I told her, "I realized being a Triage Officer had only been my way of dealing with my own fears.  I told myself others were responsible for them.  Eliminate those others from my life, and I'd be secure.  The fact that I operated with the habitats' laws on my side was only an excuse."

"And your new job?"

"Within a month, I'll be joining the Earth Alliance light cruiser Solar Eagle as chief security officer."

"Are you so eager to head out to the stars?  Or are you leaving your past behind?"

"I don't think I'll know for awhile."

Bishop Troyer looked thoughtful, not as haunted.  "Then my son's death served some small purpose.  Tell me how he died."

I hesitated, and Bishop Troyer said, "I'm sure he asked you to spare me the details.  He always wanted to protect me."

I felt the corners of my mouth turn up just a little.  "It was all he said to me on the way down to Earth.  Tell you everything was all right, even if it wasn't."

"And as he was dying?"

"He didn't want you to know he was suffering."

"His suffering has ended, and he's with the Lord.  You know you failed him."

I lowered my head.  "Yes, I do."

I started at the touch of Bishop Troyer's fingers beneath my chin.  "Then you mustn't fail me.  I want to believe that the more he suffered, the more heroic he became."

"He did."

"Then don't give me the peaceful, sanitized version of his death."

So I told her, and she listened and didn't say anything, but her eyes closed tightly halfway through my description of Samuel's suffering and death.  By the time I'd finished my tale she had one hand over her eyes and her chin was quivering.  When she started to sob, her hand moved to cover her mouth, and she turned her back toward the friends and relatives who'd come to grieve with her.

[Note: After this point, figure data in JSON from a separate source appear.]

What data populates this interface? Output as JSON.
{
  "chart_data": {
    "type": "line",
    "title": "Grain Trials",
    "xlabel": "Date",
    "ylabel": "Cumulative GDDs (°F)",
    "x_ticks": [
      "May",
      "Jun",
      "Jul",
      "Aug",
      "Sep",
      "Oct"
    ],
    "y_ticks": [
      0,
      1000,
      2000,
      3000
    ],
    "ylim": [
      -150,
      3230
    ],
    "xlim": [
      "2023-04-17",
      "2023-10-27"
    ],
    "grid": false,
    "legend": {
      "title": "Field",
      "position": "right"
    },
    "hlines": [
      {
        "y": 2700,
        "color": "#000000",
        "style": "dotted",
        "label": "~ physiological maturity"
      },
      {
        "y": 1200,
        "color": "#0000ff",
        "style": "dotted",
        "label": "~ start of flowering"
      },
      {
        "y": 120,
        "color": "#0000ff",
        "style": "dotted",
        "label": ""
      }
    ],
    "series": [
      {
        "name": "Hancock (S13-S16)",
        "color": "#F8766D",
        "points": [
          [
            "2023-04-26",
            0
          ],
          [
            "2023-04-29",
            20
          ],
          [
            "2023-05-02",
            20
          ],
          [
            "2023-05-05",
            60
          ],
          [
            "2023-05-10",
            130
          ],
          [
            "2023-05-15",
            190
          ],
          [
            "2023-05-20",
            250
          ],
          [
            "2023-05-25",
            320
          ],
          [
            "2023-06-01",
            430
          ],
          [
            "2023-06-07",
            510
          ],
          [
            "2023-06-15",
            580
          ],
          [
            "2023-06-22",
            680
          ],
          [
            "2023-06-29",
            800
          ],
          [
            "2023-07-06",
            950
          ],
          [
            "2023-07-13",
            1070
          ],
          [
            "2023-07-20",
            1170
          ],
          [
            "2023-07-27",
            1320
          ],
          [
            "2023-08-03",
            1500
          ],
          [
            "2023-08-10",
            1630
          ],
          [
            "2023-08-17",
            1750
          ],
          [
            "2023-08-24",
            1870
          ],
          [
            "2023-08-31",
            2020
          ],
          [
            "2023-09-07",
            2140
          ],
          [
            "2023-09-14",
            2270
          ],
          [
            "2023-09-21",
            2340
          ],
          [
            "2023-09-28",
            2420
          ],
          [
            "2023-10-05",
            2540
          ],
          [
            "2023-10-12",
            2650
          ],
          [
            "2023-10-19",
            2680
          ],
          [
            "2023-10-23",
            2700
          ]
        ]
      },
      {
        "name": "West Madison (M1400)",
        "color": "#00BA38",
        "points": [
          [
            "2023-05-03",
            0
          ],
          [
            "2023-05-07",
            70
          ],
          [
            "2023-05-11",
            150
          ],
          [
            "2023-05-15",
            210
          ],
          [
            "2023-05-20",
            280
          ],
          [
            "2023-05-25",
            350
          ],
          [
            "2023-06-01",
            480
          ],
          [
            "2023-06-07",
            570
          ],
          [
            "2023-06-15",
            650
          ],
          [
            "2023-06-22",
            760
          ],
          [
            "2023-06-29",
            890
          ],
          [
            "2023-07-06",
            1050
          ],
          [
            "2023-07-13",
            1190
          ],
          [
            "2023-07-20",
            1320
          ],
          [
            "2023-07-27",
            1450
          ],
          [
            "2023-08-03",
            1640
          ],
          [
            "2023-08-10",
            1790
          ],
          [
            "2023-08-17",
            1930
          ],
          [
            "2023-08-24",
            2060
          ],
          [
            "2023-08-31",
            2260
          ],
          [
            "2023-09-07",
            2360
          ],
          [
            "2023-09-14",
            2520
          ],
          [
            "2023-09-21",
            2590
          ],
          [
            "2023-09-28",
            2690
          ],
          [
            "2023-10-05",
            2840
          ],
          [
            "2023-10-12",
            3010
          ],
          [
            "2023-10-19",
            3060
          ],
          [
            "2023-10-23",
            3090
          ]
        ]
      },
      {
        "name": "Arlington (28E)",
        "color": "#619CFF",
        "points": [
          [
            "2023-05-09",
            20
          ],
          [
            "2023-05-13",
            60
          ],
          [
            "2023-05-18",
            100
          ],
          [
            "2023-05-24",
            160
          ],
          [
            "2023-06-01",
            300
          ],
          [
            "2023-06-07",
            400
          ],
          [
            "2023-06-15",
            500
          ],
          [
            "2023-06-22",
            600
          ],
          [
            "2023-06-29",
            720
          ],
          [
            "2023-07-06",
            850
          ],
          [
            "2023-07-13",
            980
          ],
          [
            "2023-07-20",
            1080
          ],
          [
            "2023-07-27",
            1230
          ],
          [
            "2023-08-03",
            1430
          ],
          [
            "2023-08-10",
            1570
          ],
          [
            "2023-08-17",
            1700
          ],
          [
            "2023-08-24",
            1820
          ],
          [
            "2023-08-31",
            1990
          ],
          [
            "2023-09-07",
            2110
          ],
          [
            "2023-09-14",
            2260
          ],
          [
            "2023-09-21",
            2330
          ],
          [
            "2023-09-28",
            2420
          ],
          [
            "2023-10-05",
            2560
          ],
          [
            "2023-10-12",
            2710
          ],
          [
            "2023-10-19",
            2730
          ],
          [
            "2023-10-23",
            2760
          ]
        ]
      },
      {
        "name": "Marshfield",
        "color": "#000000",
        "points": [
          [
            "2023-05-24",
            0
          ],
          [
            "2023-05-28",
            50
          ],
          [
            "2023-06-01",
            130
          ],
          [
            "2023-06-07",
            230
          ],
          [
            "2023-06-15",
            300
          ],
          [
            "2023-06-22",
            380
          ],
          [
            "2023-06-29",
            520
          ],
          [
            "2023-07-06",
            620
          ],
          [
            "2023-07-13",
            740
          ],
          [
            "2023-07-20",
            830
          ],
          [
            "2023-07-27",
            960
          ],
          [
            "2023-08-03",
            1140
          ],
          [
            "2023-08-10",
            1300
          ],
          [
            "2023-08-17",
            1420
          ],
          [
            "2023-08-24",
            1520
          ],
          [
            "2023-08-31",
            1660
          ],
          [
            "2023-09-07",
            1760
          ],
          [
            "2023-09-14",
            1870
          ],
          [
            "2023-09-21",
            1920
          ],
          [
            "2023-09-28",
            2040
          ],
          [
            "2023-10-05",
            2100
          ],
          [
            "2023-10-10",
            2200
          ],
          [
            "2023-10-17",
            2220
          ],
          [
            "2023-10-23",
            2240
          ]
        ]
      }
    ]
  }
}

Eventually Bishop Troyer composed herself.  "I can't provide your forgiveness, Leo Bakri, and you won't find it out among the stars.  It'll only be within your own heart.  A lesson I've learned."  Her mouth quivered, and she raised her hand to it again.  I could hear her muffled voice.  "Oh, Samuel, why was I so foolish?"  Anna Troyer looked at me.  "He promised he'd be a better, more respectful son.  Just let him do this one thing, he said.  It's all I'd ever wanted.  That's why I let him go.  Because of what I wanted."

She turned away from me then, and joined the other mourners.  As I was leaving I paused in the doorway, aware that Bishop Troyer and I were embarking on a shared journey.